Answer:
50 ft × 75 ft
Explanation:
Let's say the width of each pen is W, and the length of each pen is L. The total length of the enclosure is therefore 2L, so its area is:
A = W (2L)
A = 2WL
Four of the walls will have a dimension of L. Three of the walls will have a dimension of W (one wall on each end and the wall between the pens). The amount of fencing is:
300 = 3W + 4L
Solve for either variable and substitute into the area equation. If we solve for L:
300 − 3W = 4L
L = 75 − ¾ W
Substituting:
A = 2W (75 − ¾ W)
A = 150W − 1.5 W²
We want to maximize the area.
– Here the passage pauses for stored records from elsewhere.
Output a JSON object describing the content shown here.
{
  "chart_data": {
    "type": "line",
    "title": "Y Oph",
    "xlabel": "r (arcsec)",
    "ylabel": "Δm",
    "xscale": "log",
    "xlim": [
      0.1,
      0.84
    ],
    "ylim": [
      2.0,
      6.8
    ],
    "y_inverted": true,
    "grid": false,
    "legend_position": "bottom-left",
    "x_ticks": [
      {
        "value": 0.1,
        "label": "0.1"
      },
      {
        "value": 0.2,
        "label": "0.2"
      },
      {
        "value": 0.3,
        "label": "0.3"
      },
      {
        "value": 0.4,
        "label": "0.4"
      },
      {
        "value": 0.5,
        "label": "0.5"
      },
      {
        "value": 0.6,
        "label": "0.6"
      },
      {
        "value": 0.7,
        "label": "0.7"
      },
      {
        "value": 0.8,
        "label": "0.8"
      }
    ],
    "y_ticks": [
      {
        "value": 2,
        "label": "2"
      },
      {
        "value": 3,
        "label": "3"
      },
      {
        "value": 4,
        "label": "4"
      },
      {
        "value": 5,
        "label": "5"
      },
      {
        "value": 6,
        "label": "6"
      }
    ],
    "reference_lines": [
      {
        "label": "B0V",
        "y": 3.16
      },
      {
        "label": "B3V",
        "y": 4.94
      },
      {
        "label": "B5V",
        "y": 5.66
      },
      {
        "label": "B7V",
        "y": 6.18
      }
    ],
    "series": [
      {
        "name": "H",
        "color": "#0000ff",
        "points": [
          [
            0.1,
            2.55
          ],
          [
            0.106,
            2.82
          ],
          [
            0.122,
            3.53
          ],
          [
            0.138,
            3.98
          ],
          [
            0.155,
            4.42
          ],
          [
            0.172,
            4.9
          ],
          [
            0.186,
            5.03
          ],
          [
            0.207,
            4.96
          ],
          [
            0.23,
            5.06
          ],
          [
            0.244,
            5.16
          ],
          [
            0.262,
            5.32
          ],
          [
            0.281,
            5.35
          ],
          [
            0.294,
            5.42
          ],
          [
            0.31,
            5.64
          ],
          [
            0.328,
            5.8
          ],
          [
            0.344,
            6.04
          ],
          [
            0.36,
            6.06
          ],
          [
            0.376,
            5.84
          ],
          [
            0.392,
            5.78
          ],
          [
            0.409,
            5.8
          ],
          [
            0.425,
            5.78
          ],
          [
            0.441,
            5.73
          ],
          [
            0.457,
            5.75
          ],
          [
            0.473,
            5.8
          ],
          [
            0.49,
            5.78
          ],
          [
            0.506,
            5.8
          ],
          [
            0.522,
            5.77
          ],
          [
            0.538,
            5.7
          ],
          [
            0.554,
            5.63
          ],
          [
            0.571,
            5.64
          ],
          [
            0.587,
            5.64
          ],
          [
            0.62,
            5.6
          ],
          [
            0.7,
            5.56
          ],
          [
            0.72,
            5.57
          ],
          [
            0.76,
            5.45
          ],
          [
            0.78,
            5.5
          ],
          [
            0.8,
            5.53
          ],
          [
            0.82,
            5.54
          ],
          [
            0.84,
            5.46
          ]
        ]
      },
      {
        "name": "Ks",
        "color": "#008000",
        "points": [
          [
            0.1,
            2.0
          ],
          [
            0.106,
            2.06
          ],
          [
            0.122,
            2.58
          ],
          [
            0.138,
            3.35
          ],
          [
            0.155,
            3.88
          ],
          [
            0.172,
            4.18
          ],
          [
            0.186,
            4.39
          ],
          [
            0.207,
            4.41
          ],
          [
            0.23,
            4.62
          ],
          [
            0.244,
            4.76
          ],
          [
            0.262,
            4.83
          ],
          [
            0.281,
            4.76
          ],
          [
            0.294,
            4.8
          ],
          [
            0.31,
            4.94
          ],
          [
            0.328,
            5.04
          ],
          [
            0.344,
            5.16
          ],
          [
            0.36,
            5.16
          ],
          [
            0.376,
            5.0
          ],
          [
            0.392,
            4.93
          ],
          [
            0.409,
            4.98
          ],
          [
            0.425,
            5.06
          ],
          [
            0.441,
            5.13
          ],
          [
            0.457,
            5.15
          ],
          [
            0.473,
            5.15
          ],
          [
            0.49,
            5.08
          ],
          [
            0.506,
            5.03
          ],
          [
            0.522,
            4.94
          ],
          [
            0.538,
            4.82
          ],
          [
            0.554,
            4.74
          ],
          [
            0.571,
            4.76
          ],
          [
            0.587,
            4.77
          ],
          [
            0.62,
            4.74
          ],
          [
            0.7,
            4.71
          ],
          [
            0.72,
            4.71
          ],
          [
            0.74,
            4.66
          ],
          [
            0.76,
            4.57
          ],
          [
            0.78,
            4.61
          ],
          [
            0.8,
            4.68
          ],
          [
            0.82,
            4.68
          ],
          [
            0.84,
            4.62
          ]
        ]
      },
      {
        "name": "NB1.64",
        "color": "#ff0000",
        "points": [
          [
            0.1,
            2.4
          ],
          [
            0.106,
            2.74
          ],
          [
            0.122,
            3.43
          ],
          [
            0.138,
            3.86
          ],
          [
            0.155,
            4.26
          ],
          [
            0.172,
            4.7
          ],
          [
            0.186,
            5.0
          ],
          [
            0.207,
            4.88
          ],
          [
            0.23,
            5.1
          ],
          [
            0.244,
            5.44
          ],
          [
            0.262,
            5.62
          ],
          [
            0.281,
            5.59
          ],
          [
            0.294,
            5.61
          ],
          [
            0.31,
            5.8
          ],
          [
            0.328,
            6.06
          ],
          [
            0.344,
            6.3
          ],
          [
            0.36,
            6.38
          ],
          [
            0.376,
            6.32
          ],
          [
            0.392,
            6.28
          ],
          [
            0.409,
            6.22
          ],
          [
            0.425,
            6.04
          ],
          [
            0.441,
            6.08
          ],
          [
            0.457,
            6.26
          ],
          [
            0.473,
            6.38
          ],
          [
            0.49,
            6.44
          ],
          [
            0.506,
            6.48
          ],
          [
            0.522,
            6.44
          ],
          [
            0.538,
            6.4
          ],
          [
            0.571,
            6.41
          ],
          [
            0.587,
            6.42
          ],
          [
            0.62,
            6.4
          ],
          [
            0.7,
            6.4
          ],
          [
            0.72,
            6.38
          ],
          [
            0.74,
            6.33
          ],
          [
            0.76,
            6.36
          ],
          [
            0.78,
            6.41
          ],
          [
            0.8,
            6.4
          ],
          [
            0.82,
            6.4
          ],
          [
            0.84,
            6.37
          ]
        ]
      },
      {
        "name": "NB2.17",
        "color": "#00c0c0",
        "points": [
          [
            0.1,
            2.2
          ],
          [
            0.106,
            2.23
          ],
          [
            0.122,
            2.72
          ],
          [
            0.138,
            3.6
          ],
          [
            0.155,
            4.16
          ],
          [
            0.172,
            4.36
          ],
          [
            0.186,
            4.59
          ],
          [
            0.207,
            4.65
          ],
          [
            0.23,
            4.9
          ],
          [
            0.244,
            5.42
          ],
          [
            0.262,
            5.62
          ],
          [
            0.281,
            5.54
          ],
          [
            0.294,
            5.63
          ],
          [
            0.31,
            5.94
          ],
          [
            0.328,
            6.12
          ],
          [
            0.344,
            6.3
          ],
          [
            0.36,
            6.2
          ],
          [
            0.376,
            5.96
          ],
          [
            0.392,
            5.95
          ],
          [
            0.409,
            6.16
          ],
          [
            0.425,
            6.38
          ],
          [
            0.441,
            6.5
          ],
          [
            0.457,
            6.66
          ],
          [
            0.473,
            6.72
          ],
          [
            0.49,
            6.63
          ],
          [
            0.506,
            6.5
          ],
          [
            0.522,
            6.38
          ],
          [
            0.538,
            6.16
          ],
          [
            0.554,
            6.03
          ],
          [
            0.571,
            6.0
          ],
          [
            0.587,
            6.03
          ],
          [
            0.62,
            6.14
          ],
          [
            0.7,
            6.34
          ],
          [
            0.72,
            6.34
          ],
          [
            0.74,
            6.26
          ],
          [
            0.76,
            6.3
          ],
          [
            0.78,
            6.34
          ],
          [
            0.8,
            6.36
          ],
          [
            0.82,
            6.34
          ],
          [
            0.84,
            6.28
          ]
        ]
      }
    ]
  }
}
There are two ways we can do this. The first is to notice that this equation is a downward parabola, and the maximum of a downward parabola is at the vertex.
The vertex of y = ax² + bx + c is at x = -b/(2a).
W = -150 / (2 × -1.5)
W = 50
The other way is to use calculus. Take the derivative and set to 0:
dA/dW = 150 − 3W
0 = 150 − 3W
W = 50
L = 75 − ¾ W
L = 37.5
The width of each pen is 50 ft, and the length of each pen is 37.5 ft. Which means the length of the entire enclosure is 75 ft.